“To the President of the United States,” intoned the master of ceremonies. Members of an Army advocacy group and active-duty soldiers stationed in the Buffalo area rose to their feet for the toast. The year was 1962, John F. Kennedy was president, and I was among the active-duty commissioned officers in the dining hall.
Some of the attendees no doubt had supported Republican Richard Nixon in the 1960 presidential election. But that was not an issue. All of us stood in honor of the elected head of state of the U.S. government.
Later, on Oct. 22, 1962, Kennedy spoke to the nation about the Cuban missile crisis, which had the potential to spark a nuclear war. Over 13 days, Kennedy and Soviet leader Nikita Khrushchev worked out a deal in which the Soviets would dismantle their missile sites in Cuba in exchange for a pledge that the United States would not invade Cuba.
Now imagine that, in the midst of those negotiations, a band of Republican senators had sent an open letter to Khrushchev informing him that Kennedy lacked the authority to deliver on any negotiated deal. That would have been preposterous.
Not today. We have reached a bad place in America.
The spirit of Chief Justice Roger B. Taney’s opinion in the 1857 Dred Scott decision — that blacks “had no rights which the white man was bound to respect” — has descended upon the administration of President Obama.
When the speaker of the House of Representatives can deliver the public affront of inviting a foreign leader to Congress to denounce the president’s most important diplomatic initiative, and when 47 Republican senators can send an open letter advising a foreign adversary that the president’s designated negotiators can’t deliver on the international deal under consideration, it’s fair to say that Republicans are telling the world that this president has no authority that they feel “bound to respect.”

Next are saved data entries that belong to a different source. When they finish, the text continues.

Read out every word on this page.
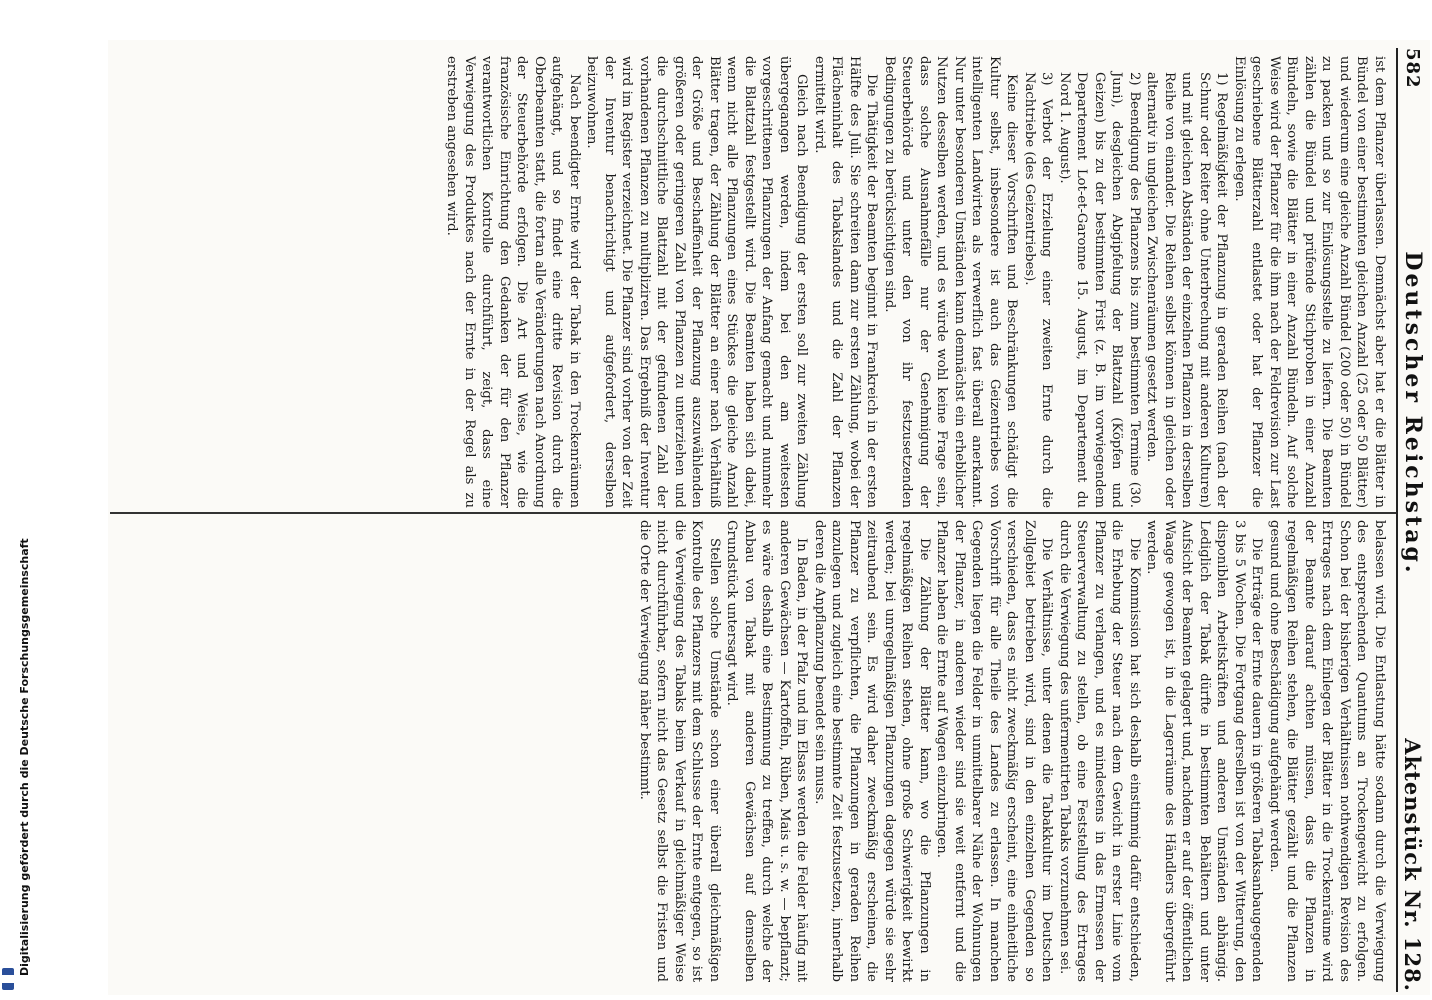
Digitalisierung gefördert durch die Deutsche Forschungsgemeinschaft
582
Deutscher Reichstag.
Aktenstück Nr. 128.

ist dem Pflanzer überlassen. Demnächst aber hat er die Blätter in Bündel von einer bestimmten gleichen Anzahl (25 oder 50 Blätter) und wiederum eine gleiche Anzahl Bündel (200 oder 50) in Bündel zu packen und so zur Einlösungsstelle zu liefern. Die Beamten zählen die Bündel und prüfende Stichproben in einer Anzahl Bündeln, sowie die Blätter in einer Anzahl Bündeln. Auf solche Weise wird der Pflanzer für die ihm nach der Feldrevision zur Last geschriebene Blätterzahl entlastet oder hat der Pflanzer die Einlösung zu erlegen.

1) Regelmäßigkeit der Pflanzung in geraden Reihen (nach der Schnur oder Reiter ohne Unterbrechung mit anderen Kulturen) und mit gleichen Abständen der einzelnen Pflanzen in derselben Reihe von einander. Die Reihen selbst können in gleichen oder alternativ in ungleichen Zwischenräumen gesetzt werden.

2) Beendigung des Pflanzens bis zum bestimmten Termine (30. Juni), desgleichen Abgipfelung der Blattzahl (Köpfen und Geizen) bis zu der bestimmten Frist (z. B. im vorwiegendem Departement Lot-et-Garonne 15. August, im Departement du Nord 1. August).

3) Verbot der Erzielung einer zweiten Ernte durch die Nachtriebe (des Geizentriebes).

Keine dieser Vorschriften und Beschränkungen schädigt die Kultur selbst, insbesondere ist auch das Geizentriebes von intelligenten Landwirten als verwerflich fast überall anerkannt. Nur unter besonderen Umständen kann demnächst ein erheblicher Nutzen desselben werden, und es würde wohl keine Frage sein, dass solche Ausnahmefälle nur der Genehmigung der Steuerbehörde und unter den von ihr festzusetzenden Bedingungen zu berücksichtigen sind.

Die Thätigkeit der Beamten beginnt in Frankreich in der ersten Hälfte des Juli. Sie schreiten dann zur ersten Zählung, wobei der Flächeninhalt des Tabakslandes und die Zahl der Pflanzen ermittelt wird.

Gleich nach Beendigung der ersten soll zur zweiten Zählung übergegangen werden, indem bei den am weitesten vorgeschrittenen Pflanzungen der Anfang gemacht und nunmehr die Blattzahl festgestellt wird. Die Beamten haben sich dabei, wenn nicht alle Pflanzungen eines Stückes die gleiche Anzahl Blätter tragen, der Zählung der Blätter an einer nach Verhältniß der Größe und Beschaffenheit der Pflanzung auszuwählenden größeren oder geringeren Zahl von Pflanzen zu unterziehen und die durchschnittliche Blattzahl mit der gefundenen Zahl der vorhandenen Pflanzen zu multipliziren. Das Ergebniß der Inventur wird im Register verzeichnet. Die Pflanzer sind vorher von der Zeit der Inventur benachrichtigt und aufgefordert, derselben beizuwohnen.

Nach beendigter Ernte wird der Tabak in den Trockenräumen aufgehängt, und so findet eine dritte Revision durch die Oberbeamten statt, die fortan alle Veränderungen nach Anordnung der Steuerbehörde erfolgen. Die Art und Weise, wie die französische Einrichtung den Gedanken der für den Pflanzer verantwortlichen Kontrolle durchführt, zeigt, dass eine Verwiegung des Produktes nach der Ernte in der Regel als zu erstreben angesehen wird.

belassen wird. Die Entlastung hätte sodann durch die Verwiegung des entsprechenden Quantums an Trockengewicht zu erfolgen. Schon bei der bisherigen Verhältnissen nothwendigen Revision des Ertrages nach dem Einlegen der Blätter in die Trockenräume wird der Beamte darauf achten müssen, dass die Pflanzen in regelmäßigen Reihen stehen, die Blätter gezählt und die Pflanzen gesund und ohne Beschädigung aufgehängt werden.

Die Erträge der Ernte dauern in größeren Tabaksanbaugegenden 3 bis 5 Wochen. Die Fortgang derselben ist von der Witterung, den disponiblen Arbeitskräften und anderen Umständen abhängig. Lediglich der Tabak dürfte in bestimmten Behältern und unter Aufsicht der Beamten gelagert und, nachdem er auf der öffentlichen Waage gewogen ist, in die Lagerräume des Händlers übergeführt werden.

Die Kommission hat sich deshalb einstimmig dafür entschieden, die Erhebung der Steuer nach dem Gewicht in erster Linie vom Pflanzer zu verlangen, und es mindestens in das Ermessen der Steuerverwaltung zu stellen, ob eine Feststellung des Ertrages durch die Verwiegung des unfermentirten Tabaks vorzunehmen sei.

Die Verhältnisse, unter denen die Tabakkultur im Deutschen Zollgebiet betrieben wird, sind in den einzelnen Gegenden so verschieden, dass es nicht zweckmäßig erscheint, eine einheitliche Vorschrift für alle Theile des Landes zu erlassen. In manchen Gegenden liegen die Felder in unmittelbarer Nähe der Wohnungen der Pflanzer, in anderen wieder sind sie weit entfernt und die Pflanzer haben die Ernte auf Wagen einzubringen.

Die Zählung der Blätter kann, wo die Pflanzungen in regelmäßigen Reihen stehen, ohne große Schwierigkeit bewirkt werden; bei unregelmäßigen Pflanzungen dagegen würde sie sehr zeitraubend sein. Es wird daher zweckmäßig erscheinen, die Pflanzer zu verpflichten, die Pflanzungen in geraden Reihen anzulegen und zugleich eine bestimmte Zeit festzusetzen, innerhalb deren die Anpflanzung beendet sein muss.

In Baden, in der Pfalz und im Elsass werden die Felder häufig mit anderen Gewächsen — Kartoffeln, Rüben, Mais u. s. w. — bepflanzt; es wäre deshalb eine Bestimmung zu treffen, durch welche der Anbau von Tabak mit anderen Gewächsen auf demselben Grundstück untersagt wird.

Stellen solche Umstände schon einer überall gleichmäßigen Kontrolle des Pflanzers mit dem Schlusse der Ernte entgegen, so ist die Verwiegung des Tabaks beim Verkauf in gleichmäßiger Weise nicht durchführbar, sofern nicht das Gesetz selbst die Fristen und die Orte der Verwiegung näher bestimmt.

Speaker John Boehner, Senate Majority Leader Mitch McConnell and their Republican cabal disrespect Obama to the point of not passing on any opportunity to undercut and insult him. But in their hatred of the man, they are doing a disservice to our nation and its standing in the world.
And it is a dangerous world in which we are living, made all the more so by Iran, the foreign power that Senate Republicans have decided to turn into a pen pal.

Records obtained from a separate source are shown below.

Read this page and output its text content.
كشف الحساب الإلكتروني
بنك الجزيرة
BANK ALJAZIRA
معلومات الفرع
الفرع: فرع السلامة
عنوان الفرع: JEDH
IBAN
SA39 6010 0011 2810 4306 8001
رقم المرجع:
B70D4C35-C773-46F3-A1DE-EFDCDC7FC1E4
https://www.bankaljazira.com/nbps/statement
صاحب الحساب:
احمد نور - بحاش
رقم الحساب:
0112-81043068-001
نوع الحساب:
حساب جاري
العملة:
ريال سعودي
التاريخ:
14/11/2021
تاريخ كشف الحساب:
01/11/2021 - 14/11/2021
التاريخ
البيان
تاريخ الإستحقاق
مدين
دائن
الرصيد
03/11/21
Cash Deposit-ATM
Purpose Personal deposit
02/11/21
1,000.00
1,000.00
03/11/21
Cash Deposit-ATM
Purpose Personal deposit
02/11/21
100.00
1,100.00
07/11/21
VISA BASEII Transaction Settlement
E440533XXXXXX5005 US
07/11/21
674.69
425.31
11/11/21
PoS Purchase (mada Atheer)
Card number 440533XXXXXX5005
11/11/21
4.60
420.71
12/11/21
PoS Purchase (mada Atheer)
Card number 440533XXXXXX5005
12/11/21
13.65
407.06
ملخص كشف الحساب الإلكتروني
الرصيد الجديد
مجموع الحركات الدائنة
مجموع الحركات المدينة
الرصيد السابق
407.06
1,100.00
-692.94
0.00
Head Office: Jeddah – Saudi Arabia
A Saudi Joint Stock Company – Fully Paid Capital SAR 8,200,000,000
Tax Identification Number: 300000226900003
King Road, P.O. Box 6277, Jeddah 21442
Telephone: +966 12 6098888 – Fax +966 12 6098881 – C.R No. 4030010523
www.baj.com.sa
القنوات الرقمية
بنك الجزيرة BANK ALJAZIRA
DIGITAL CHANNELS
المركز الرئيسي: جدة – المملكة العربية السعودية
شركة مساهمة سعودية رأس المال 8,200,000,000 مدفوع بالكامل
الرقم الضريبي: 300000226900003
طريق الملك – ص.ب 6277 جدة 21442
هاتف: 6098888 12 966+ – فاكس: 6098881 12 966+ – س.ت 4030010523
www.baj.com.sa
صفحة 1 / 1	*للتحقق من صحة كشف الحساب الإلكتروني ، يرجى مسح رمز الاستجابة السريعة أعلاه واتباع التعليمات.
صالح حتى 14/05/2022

I entertain no illusions about Iran and said as much in an August 2012 column, “Iran’s anti-Semitism makes it the greatest threat to Jews,” which deplored what appeared to be a global ho-hum response to Iran’s state-sponsored anti-Semitism.
Within days of the column’s publication, I received a phone call at my home from Israeli Prime Minister Benjamin Netanyahu. The conversation, I concluded at the time, was not for public consumption so, with the exception of informing my Post editors, I treated it as such. At the end of the call, Netanyahu invited me to Israel, which I do hope to visit when circumstances allow.
During the past six years, I have written several columns addressing the unfair and dishonest attacks against the Obama administration. I have never spoken a single word to my own president, though I did meet presidential candidate Obama.
Here’s the point: My strong objection to Republicans’ treatment of Obama is not based on ideology and certainly not on any personal relationship. Obama doesn’t know me from Adam. I’m fuming because of the ongoing, irresponsible, disgraceful Republican attempts to undermine this president.
This is a dangerous world. Too much is at stake.
Even at this late stage in the Iran nuclear talks, clearly there is room for the president to take into account congressional opinion, even if the administration believes Obama has the authority to execute a “sole executive agreement” that does not need to be submitted to the Senate for ratification nor to Congress for approval. Previous presidents have done so, with the 1945 Yalta agreement, the 1973 Vietnam peace agreement and the 1981 Iranian hostage agreement, according to the State Department. If a nuclear agreement is reached, Obama should, with appropriate protocols, go to Israel and make the case directly to the prime minister and the Knesset.
Reaching an international and enforceable agreement on Iran’s nuclear program is in the national interest. Cynically using Israel to make war on the Obama presidency is not. It is an obscene Republican abuse of power. Chief Justice Taney, I suspect, would approve.